I prove the convergence of the series. For $n \ge 1$, let $$S_n = \sum_{k=1}^n k^{-i\beta-\alpha} \text{ and } S'_n = \sum_{k=1}^n (-1)^ {k-1} k^{-i\beta-\alpha}$$ Then $$S_{2n}-S'_{2n} = 2 \sum_{k=1}^n (2k)^{-i\beta-\alpha} = 2^{1-i\beta-\alpha}S_n.$$ Let us study the behavior of those sums as $n \to +\infty$.
Since \begin{eqnarray*} k^{i\beta-\alpha} - \frac{k^{1-i\beta-\alpha} - (k-1)^{1-i\beta-\alpha}}{1-i\beta-\alpha} &=& k^{1-i\beta-\alpha}\Big(\frac{1}{k} - \frac{1}{1-i\beta-\alpha} \big(1 - \Big(1-\frac{1}{k}\Big)^{1-i\beta-\alpha}\big) \Big) \\ &=& k^{1-i\beta-\alpha} O(k^{-2}) \\ &=& O(k^{-\alpha-1}), \end{eqnarray*} the series $$\sum_k \Big( k^{-i\beta-\alpha} - \frac{1}{1-i\beta-\alpha} \big(k^{1-i\beta-\alpha} - (k-1)^{1-i\beta-\alpha}\big)\Big)$$ converges, so $$S_n - \frac{n^{1-i\beta-\alpha}}{1-i\beta-\alpha} \to \ell, \text{ for some } \ell\in \mathbb{C}.$$ Thus \begin{eqnarray*} S'_{2n} &=& S_{2n} - 2^{1-i\beta-\alpha}S_n \\ &=& \ell + \frac{(2n)^{1-i\beta-\alpha}}{1-i\beta-\alpha} - 2^{1-i\beta-\alpha} \Big(\ell + \frac{n^{1-i\beta-\alpha}}{1-i\beta-\alpha}\Big)+o(1)\\ &=& (1- 2^{1-i\beta-\alpha})\ell+o(1). \end{eqnarray*} The sequence $(S'_{2n})$ to $(1- 2^{1+i\beta-\alpha})\ell)$ and therefore the sequence $(S'_{2n+1})$ and the whole sequence $(S'_{2n})$.

Taking real parts, the convergence of the series defining $F(\alpha,\beta)$ follows.
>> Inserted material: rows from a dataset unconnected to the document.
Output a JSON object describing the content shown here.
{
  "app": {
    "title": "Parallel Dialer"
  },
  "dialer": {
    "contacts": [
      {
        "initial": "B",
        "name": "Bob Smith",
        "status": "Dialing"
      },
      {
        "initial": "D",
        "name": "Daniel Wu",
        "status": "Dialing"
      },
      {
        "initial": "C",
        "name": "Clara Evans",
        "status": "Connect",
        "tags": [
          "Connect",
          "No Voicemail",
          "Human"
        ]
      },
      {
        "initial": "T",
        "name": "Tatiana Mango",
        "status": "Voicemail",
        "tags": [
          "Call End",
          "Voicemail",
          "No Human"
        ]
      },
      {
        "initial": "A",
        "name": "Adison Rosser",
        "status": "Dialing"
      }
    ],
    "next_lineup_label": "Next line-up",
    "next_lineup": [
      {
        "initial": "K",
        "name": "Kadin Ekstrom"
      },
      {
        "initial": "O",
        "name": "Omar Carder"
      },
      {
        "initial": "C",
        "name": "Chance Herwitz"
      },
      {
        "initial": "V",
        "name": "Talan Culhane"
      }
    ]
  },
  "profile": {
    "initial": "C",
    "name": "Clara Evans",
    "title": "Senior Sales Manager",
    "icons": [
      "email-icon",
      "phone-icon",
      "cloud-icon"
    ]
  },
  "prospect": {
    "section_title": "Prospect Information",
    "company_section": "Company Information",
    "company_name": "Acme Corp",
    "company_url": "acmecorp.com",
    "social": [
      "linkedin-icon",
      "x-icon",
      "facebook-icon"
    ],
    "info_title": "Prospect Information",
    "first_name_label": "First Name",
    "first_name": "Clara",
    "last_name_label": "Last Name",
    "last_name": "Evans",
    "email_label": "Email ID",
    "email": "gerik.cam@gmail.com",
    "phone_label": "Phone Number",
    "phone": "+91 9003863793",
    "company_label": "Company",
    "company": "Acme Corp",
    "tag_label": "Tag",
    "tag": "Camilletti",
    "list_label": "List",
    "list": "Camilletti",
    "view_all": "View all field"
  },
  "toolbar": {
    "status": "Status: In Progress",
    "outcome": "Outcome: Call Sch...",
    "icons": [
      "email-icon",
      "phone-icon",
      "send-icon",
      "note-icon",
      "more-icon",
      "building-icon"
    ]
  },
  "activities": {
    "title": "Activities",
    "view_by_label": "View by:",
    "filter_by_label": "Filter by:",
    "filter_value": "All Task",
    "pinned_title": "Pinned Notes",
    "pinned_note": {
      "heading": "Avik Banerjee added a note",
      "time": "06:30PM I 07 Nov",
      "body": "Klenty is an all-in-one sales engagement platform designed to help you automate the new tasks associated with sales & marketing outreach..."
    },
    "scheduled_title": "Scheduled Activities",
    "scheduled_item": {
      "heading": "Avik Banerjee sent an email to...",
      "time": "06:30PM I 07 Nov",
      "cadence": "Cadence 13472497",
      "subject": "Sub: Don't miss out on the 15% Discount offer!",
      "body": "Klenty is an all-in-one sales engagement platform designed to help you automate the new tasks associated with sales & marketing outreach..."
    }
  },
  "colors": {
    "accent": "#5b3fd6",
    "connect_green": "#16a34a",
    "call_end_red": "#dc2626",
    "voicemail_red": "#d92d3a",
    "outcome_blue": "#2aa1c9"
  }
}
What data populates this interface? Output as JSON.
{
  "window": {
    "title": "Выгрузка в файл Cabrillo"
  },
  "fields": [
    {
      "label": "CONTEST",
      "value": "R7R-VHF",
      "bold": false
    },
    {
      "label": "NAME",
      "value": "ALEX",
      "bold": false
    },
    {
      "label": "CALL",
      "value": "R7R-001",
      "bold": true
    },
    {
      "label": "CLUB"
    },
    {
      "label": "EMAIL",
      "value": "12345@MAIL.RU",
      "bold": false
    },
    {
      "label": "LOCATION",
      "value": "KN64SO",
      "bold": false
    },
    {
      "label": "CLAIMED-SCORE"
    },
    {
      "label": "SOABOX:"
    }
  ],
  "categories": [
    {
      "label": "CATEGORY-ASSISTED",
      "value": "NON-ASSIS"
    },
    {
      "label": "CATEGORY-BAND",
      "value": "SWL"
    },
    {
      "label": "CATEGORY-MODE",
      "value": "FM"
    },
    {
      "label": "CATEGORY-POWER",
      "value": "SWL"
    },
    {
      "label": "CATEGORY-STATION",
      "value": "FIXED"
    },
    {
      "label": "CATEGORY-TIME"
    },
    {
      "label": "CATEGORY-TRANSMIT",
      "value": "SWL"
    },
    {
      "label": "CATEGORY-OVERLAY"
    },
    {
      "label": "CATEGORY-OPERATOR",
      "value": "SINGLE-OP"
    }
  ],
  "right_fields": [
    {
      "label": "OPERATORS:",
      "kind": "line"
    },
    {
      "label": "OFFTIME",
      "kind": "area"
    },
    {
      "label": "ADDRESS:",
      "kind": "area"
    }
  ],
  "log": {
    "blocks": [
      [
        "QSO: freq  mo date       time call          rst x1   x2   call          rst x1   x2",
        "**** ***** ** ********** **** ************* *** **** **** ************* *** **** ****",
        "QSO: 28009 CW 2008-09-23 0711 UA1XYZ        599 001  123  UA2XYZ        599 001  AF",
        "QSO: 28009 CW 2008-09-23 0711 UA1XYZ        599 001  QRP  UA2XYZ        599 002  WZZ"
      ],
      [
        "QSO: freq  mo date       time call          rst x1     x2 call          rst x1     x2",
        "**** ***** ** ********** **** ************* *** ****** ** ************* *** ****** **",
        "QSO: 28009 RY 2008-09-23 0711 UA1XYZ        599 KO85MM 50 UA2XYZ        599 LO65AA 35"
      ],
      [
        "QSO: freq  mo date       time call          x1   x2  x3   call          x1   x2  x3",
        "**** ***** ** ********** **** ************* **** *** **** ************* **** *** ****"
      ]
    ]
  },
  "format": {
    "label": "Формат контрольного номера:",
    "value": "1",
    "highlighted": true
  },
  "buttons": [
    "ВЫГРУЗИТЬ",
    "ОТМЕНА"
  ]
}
Moreover, I only used that $\alpha>0$ to ensure the convergences above. And when $\alpha>1$, we have simply $\ell = \zeta(\alpha+i\beta)$, so $$\sum_{k=1}^\infty (-1)^ {k-1} k^{i\beta-\alpha} = (1- 2^{1-i\beta-\alpha})\zeta(\alpha+i\beta).$$

If we check that the series on the left-hand side define an holomorphic function, we get the holomorphic extension of $z \mapsto (1-2^{1-z})\zeta(z)$ to the half plane $\{z \in \mathbb{C} : \Re(z)>0\}$. Hence the zeroes of the function $F$ are given by the complex numbers $z$ such that $\Re((1-2^{1-z})\zeta(z))=0$.

ADDENDUM

In a same way, consider $$S_n(x) = \sum_{k=1}^n (k+x)k^{-i\beta-\alpha} \text{ and } \tilde{S}_n = \sum_{k=1}^n (-1)^ {k-1} (k+x)^{-i\beta-\alpha}$$ I expect that (but I did not check everything) $$S_n(x) - \frac{(n+x)k^{1-i\beta-\alpha}}{1-i\beta-\alpha} \to L(x) \text{ as } n \to +\infty.$$ \begin{eqnarray*} \tilde{S}_{2n}(x) &=& S_{2n}(x) - 2^{1-i\beta-\alpha}S_n(x) \\ &=& L(x) + \frac{(2n+x)^{1-i\beta-\alpha}}{1-i\beta-\alpha} - 2^{1-i\beta-\alpha} \Big(L(x) + \frac{(n+x)^{1-i\beta-\alpha}}{1-i\beta-\alpha}\Big)+o(1)\\ &=& (1- 2^{1-i\beta-\alpha})L(x)+o(1). \end{eqnarray*} We have a convergent series, so we set $$\tilde{S}(x) = \sum_{k=1}^\infty (-1)^ {k-1} (k+x)^{-i\beta-\alpha}$$
Observe that for every integer $N \ge 1$ $$\tilde{S}(0)-\tilde{S}(N) = \sum_{k=1}^\infty (-1)^ {k-1} k^{-i\beta-\alpha} - \sum_{k=N+1}^\infty (-1)^ {k-1} k^{-i\beta-\alpha} = \sum_{k=1}^N (-1)^ {k-1} k^{-i\beta-\alpha}.$$
Therefore, the function $x \mapsto \tilde{S}(0)-\tilde{S}(x)$ provides a natural interpolation of the partial sums $(S_N)_{N \ge 1}$.